Still, he found himself as curious about Meredyth as the journey she'd been on, forged as it was from tantalizing footprints which, while timeworn and wholly spectral, had roused his most basic instinct for the hunt. Indeed, he wished very much to understand her motives as best he might, and to determine if he really wanted to get any deeper into this figurative hotbed with her, aligned as she was against the one man in the department who could most easily make his life miserable. Of course, Phil Lawrence's decision to place him in the Cold Room had pretty well created a hell from which there appeared no escape, save perhaps Dr. Meredyth Sanger's plans for Lucas, anyway…
It was a convoluted mess already, and he hadn't done a thing beyond reading the files. So he worked, trying to see all she saw in the files, hoping to learn what, by God, had alerted her to the similarities in the first place-such as they were. Some of the answers, particularly regarding her, eluded him like a trout in two feet of water. He could see the prize, but picking it up was going to be near impossible, like falling in love with a woman who had devoted herself to a lifetime of love for a mission, a spirit, or God. He may as well declare it a useless enterprise and “step back,” as the rappers would say.
“Maybe it's me,” he told himself, sipping at what remained of his beer, wondering if he ought to spike it with some Red Label. He would have to use some sort of drug or drink to get any sleep tonight, to get past the three-pronged problem of pain, insomnia and loneliness.
Sure, there was a great deal of similarity between the other cases, beyond the obvious fact that they remained unsolved: The victims had all died of a massive blow to the heart or chest with a spear or arrow. Once again, semantic errors abounded in the reports, arrow and spear being confused. A spear was a lance, sometimes six times the size of an arrow, but these were white cops filling out reports at two and three in the morning, and words like spear and arrow were interchangeable in a brain of putty. But there were also distinctly dissimilar crime scene facts here. Not all the victims had been mutilated after the initial kill, and some only partially, but none perfectly matched the extensive mutilation damage done in the more recent cases of Palmer and Mootry.
Maybe Palmer and Mootry were connected, and the connections seemed clear, but not so with the other bodies, at least not on paper.
A fellow by the name of Bennislowe-poor slob-along with his wife and daughter were all slain in brutal fashion, all three with metal arrows fired nastily through their hearts, but their bodies were not mutilated-no chopping off of hands, feet, head, or private parts. Also, this awful occurrence had taken place many years before, in 1981 in the Brier Forest area, the outskirts of Harris County. When it had been unofficially closed and detectives put to other duties-murder cases technically remained open for ten years-relegated to the Cold Room, in 1984, with no likely suspects, the Palmer killing had been less than two years off.
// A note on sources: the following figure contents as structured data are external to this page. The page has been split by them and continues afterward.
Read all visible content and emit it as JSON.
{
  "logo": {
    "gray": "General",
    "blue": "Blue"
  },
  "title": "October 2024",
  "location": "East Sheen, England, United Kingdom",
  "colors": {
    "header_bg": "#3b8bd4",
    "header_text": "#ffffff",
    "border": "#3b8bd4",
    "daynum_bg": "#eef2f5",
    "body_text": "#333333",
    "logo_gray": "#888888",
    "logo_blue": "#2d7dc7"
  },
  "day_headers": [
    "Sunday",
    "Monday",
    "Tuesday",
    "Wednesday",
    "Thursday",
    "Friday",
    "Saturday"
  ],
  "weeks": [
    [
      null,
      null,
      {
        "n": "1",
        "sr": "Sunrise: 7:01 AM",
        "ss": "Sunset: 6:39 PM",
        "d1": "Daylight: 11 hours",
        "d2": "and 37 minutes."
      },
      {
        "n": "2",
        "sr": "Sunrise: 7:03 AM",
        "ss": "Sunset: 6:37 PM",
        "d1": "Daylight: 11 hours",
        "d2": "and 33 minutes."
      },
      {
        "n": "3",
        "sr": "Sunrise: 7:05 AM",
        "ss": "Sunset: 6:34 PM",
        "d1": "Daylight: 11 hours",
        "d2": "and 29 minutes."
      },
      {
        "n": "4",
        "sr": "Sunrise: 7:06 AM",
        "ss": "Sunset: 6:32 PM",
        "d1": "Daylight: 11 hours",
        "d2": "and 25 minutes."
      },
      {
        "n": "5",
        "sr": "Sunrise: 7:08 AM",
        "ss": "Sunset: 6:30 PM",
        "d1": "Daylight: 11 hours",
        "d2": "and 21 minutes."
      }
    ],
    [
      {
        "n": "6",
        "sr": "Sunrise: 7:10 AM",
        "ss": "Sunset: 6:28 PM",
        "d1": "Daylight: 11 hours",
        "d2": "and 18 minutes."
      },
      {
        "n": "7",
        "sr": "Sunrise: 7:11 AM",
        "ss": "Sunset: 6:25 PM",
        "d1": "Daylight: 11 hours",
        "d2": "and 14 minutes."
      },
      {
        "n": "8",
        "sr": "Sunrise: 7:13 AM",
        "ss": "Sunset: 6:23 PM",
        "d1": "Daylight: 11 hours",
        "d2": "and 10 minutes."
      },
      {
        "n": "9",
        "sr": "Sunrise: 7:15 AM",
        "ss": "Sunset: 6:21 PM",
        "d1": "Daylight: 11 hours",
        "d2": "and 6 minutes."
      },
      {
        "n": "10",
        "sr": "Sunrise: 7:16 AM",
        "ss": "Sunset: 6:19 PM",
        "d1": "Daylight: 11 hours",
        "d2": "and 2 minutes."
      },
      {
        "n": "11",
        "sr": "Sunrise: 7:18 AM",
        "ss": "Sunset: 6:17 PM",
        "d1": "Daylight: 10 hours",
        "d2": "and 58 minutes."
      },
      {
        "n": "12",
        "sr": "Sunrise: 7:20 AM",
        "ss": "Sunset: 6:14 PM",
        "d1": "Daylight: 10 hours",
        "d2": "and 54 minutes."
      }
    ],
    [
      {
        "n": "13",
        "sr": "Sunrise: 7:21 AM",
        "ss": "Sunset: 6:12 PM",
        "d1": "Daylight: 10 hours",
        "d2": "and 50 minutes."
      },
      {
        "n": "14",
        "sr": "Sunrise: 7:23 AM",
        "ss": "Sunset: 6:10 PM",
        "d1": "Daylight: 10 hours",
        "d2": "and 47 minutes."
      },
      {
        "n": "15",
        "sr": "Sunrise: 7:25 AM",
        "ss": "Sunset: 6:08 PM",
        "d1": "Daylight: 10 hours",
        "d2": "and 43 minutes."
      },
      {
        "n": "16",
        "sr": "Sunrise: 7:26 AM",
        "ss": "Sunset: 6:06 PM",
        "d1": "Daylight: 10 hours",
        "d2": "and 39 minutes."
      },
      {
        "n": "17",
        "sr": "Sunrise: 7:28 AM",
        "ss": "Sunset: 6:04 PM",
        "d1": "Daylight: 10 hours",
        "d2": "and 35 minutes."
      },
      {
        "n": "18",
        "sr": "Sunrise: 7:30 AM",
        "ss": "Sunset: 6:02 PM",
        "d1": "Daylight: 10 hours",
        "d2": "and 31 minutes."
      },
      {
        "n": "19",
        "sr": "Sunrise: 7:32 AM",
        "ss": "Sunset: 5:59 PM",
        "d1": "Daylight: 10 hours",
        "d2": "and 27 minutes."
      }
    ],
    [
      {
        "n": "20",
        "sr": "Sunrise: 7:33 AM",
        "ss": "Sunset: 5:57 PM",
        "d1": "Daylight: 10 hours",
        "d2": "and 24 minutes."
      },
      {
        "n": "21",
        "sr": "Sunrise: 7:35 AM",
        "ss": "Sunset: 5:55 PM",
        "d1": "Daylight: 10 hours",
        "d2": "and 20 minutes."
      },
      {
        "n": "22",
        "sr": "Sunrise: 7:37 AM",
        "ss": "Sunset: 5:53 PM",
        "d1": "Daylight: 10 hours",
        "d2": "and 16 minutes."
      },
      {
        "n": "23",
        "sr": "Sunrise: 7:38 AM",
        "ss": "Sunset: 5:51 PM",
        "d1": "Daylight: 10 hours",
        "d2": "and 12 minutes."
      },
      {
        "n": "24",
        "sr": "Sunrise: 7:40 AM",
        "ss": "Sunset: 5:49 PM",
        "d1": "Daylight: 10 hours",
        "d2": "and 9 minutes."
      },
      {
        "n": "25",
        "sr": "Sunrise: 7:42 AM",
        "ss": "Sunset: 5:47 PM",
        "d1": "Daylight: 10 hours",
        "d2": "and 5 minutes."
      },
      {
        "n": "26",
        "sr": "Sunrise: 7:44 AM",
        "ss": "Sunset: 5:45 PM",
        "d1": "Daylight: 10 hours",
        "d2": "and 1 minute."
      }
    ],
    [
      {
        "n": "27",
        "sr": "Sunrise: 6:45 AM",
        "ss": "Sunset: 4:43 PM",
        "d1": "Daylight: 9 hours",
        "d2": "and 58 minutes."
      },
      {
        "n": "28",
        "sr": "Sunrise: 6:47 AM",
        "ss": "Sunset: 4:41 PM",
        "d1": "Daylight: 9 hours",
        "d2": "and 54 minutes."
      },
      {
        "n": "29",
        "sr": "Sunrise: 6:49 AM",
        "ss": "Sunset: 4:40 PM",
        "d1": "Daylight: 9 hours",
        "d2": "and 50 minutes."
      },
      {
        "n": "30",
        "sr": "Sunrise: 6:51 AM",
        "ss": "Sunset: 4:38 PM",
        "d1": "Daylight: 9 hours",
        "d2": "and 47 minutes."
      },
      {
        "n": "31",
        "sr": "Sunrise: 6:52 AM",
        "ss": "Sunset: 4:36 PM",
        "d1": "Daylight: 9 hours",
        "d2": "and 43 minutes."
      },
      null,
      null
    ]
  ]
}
Were the HPD cops at the time blind, careless, stupid or all of the above? A careful check showed that each case had been handled by different detectives in differing precincts. Lucas wondered how many had retired between these incidents and gone to Florida or California. In any event, no one save Meredyth Sanger had considered the cases together, as a whole. He again wondered why her… why had Meredyth of all people come upon this startling string of events? What had been her springboard? What had first prompted her to ask, What if?